La E 501 fera une longue carrière à la SNCF. Ici dans son état d'origine on note qu'elle est équipée de capteurs de courant par troisième rail. Extérieurs au chassis de la machine, on apperçoit les carters et le système de graissage de la transmission Büchli (DR)


Malgré l'essor de la traction en monophasé à fréquence industrielle à la SNCF, le système Parodi est loin d’avoir dit son dernier mot. La disposition d’un vaste parc d’excellentes locomotives susceptibles d’une interpénétration entre régions a incité la SNCF à commander de nouvelles machines, des BB séries 8100 aux 7200, des CC séries 7100 aux 6500, puis à compléter le maillage de son réseau électrifié en 1500 continu.
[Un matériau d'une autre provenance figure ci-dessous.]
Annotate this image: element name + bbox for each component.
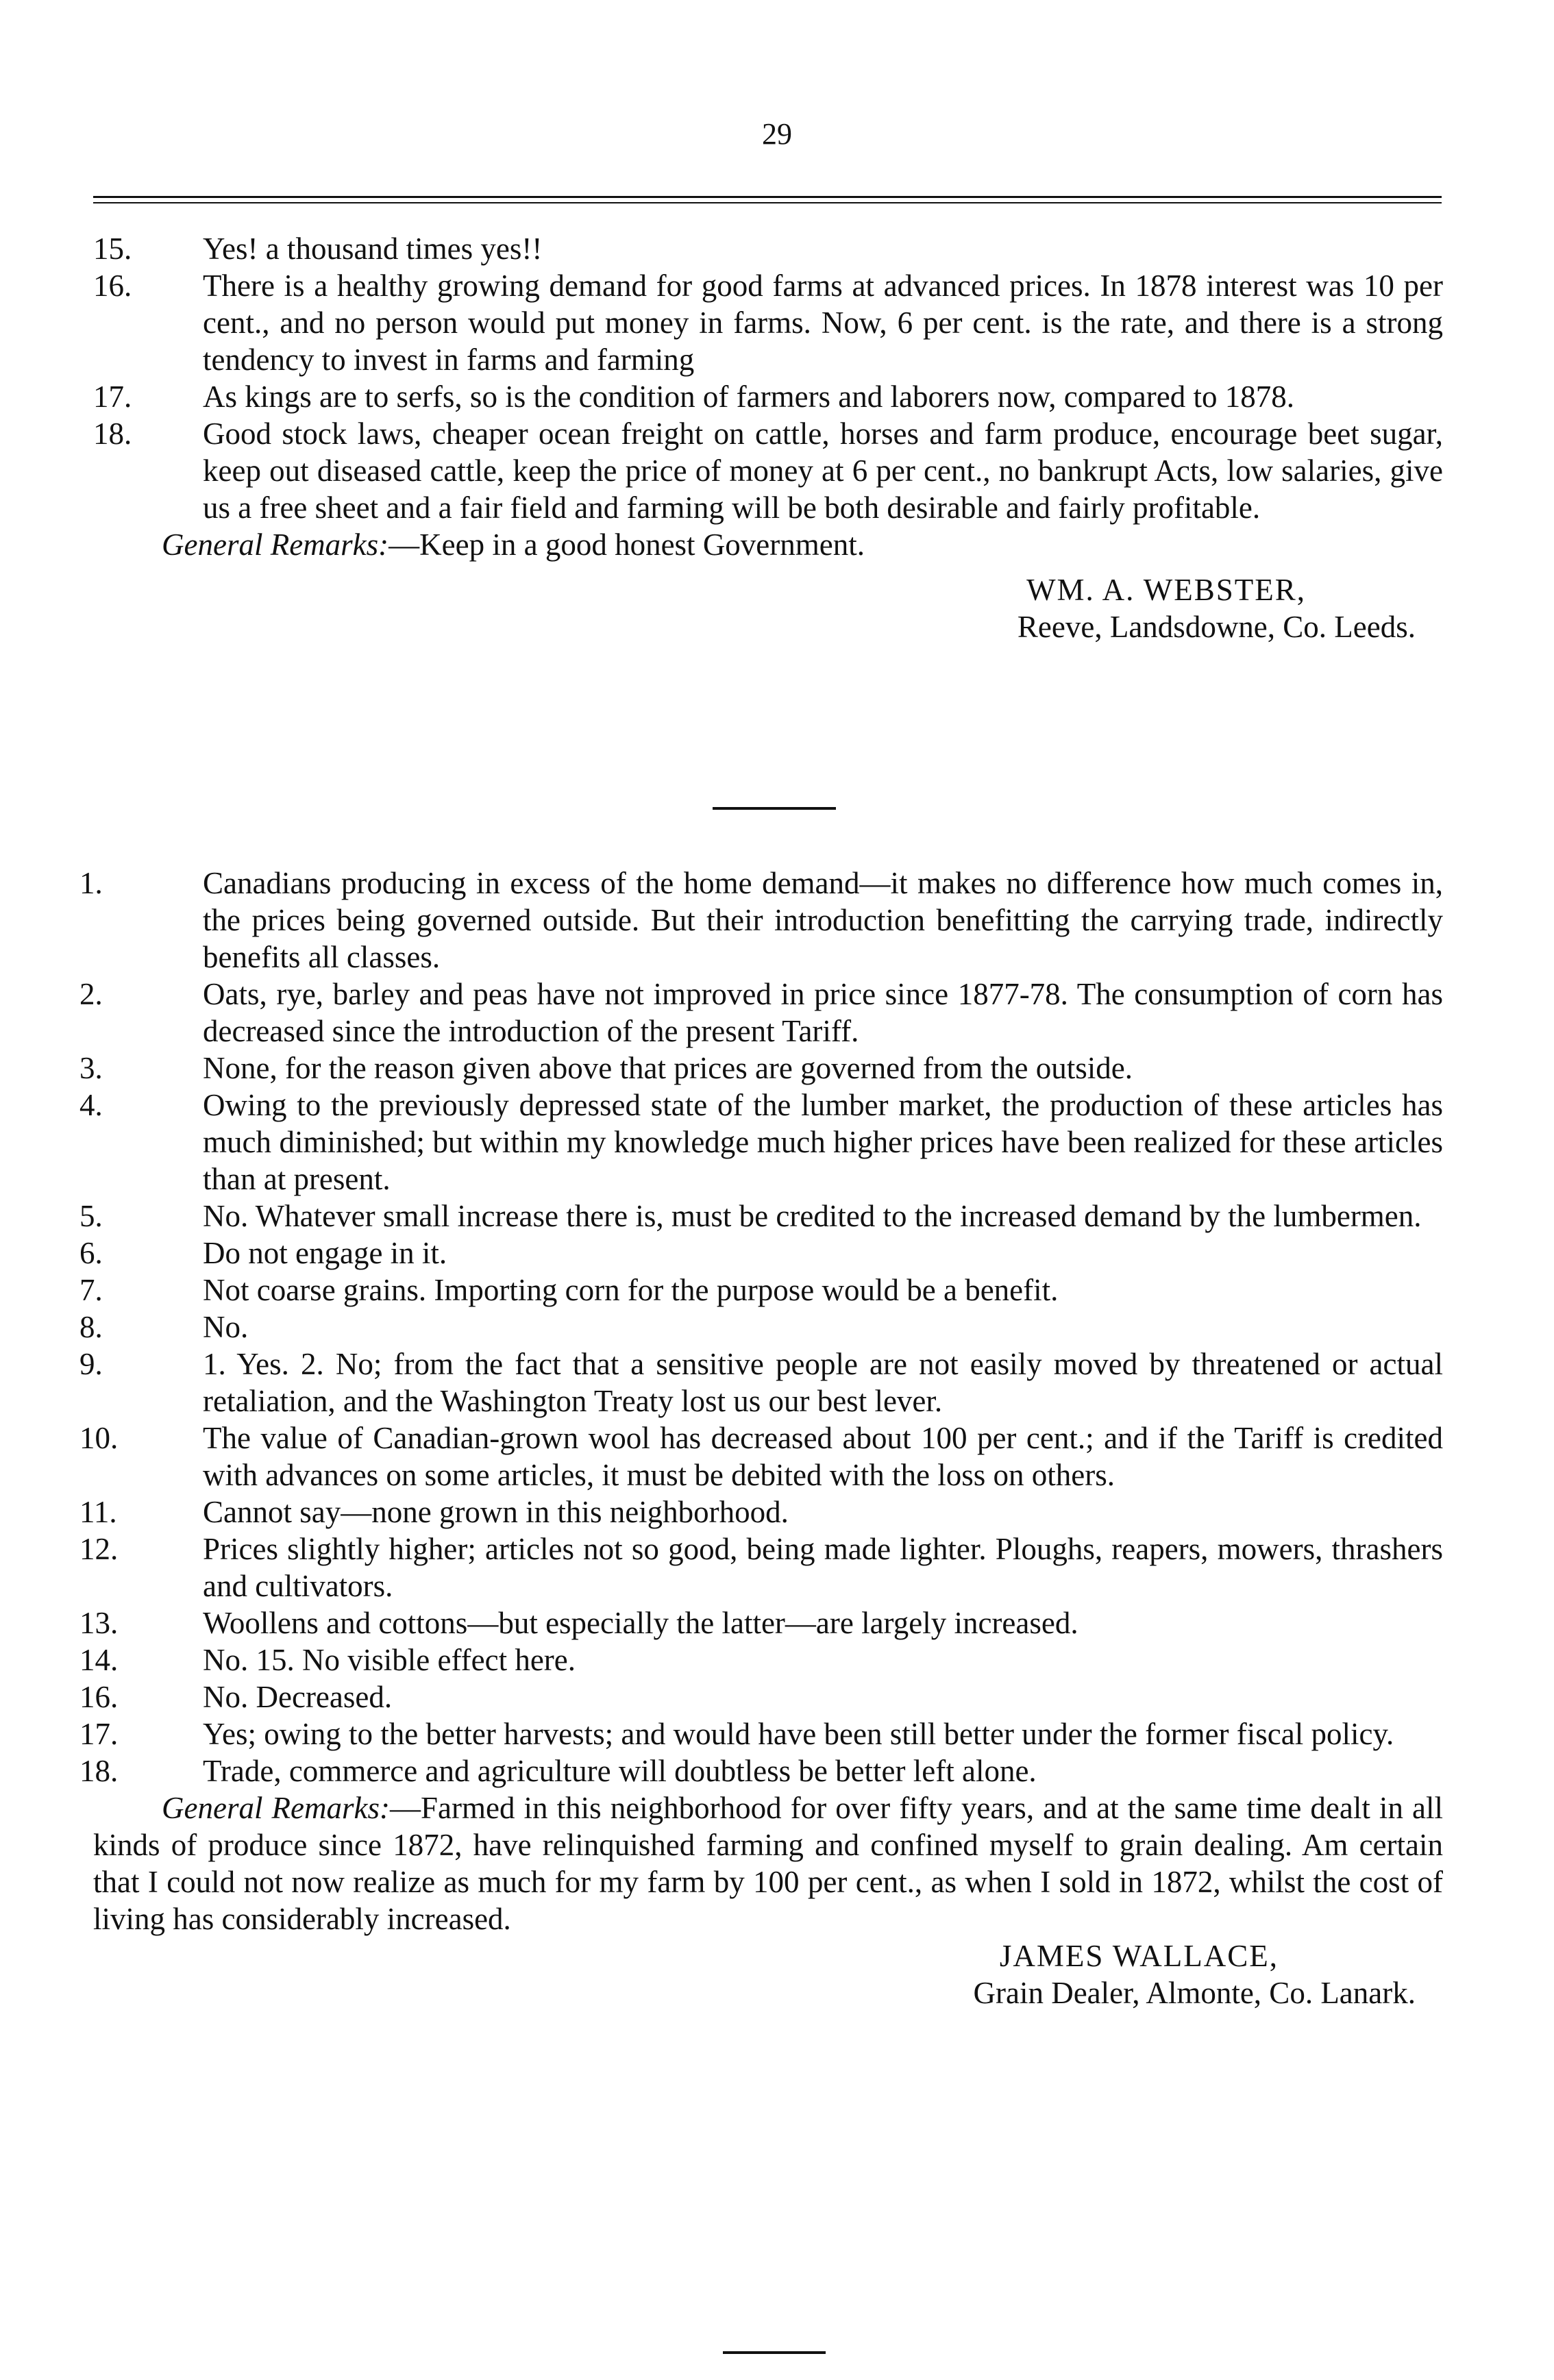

C’est avec lui qu’ont été électrifiées Nimes – Montpellier, Paris – Lyon– Marseille et la ligne de la Bresse vers Genève et la Maurienne dans les années 1950-60 et plus récemment, Bordeaux – Montauban (1980), Narbonne - Port Bou (1982), voire Vierzon – Bourges en 1997.


A l'occasion d'une journée porte ouverte au dépot d'Ivry qui fut en son temps le grand dépot électrique du P.-O., quelques représentantes de la traction en 1500 continu dans les années 1970. De gauche à droite, une CC 7100 conçue à l'origine pour le Sud-Est, deux BB 9200 dont l'une apte au 200 km/h encadrent une CC 6500, aboutissement des machines de vitesse en 1,5 kV continu, enfin une 2D2 5400 d'origine Etat modernisée.